Dilma defende combate à homofobia e ao racismo

Dilma defende combate à homofobia e ao racismo

Durante discurso na ONU, a presidente exaltou os laços do Brasil com o continente africano

RAFAEL MORAES MOURA, ENVIADO ESPECIAL, E ALTAMIRO SILVA JUNIOR, CORRESPONDENTE, Estadão Conteúdo

24 de setembro de 2014 | 12h12

Em discurso de abertura da 69ª Assembleia Geral das Nações Unidas, a presidente e candidata à reeleição Dilma Rousseff (PT) assegurou nesta quarta-feira que o seu governo tem empenho em combater a violência contra homossexuais. Dilma também defendeu no seu discurso a luta contra o racismo, conforme antecipou ontem o Broadcast Político, serviço da Agência Estado de notícias em tempo real.

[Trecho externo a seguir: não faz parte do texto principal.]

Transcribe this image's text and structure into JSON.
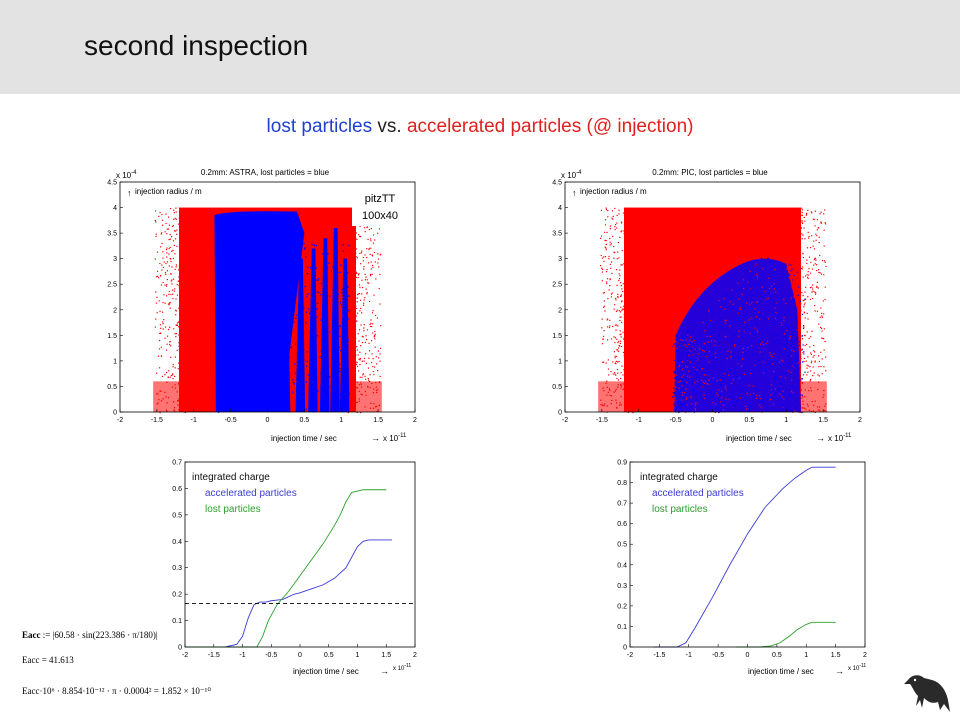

"O mesmo empenho que temos em combater a violência contra as mulheres e os afrobrasileiros temos também contra a homofobia. A Suprema Corte do meu País reconheceu a união estável entre pessoas do mesmo sexo, assegurando-lhes todos os direitos civis daí decorrentes", afirmou Dilma. "Acreditamos firmemente na dignidade de todo ser humano e na universalidade de seus direitos fundamentais. Estes devem ser protegidos de toda seletividade e de toda politização, tanto no plano interno quanto no internacional", disse.

Ironicamente, a presidência da 69ª sessão da Assembleia Geral da ONU é do ministro das Relações Exteriores de Uganda, Sam Kutesa. O país publicou uma lei que previa a condenação à prisão perpétua para os homossexuais que persistissem em suas práticas, obrigando as pessoas a denunciarem os gays e declarando ilegal a promoção da homossexualidade. Kutesa foi eleito por unanimidade para o cargo de presidente da 69ª sessão da Assembleia Geral da ONU, sob protesto de entidades que defendem os direitos de homossexuais.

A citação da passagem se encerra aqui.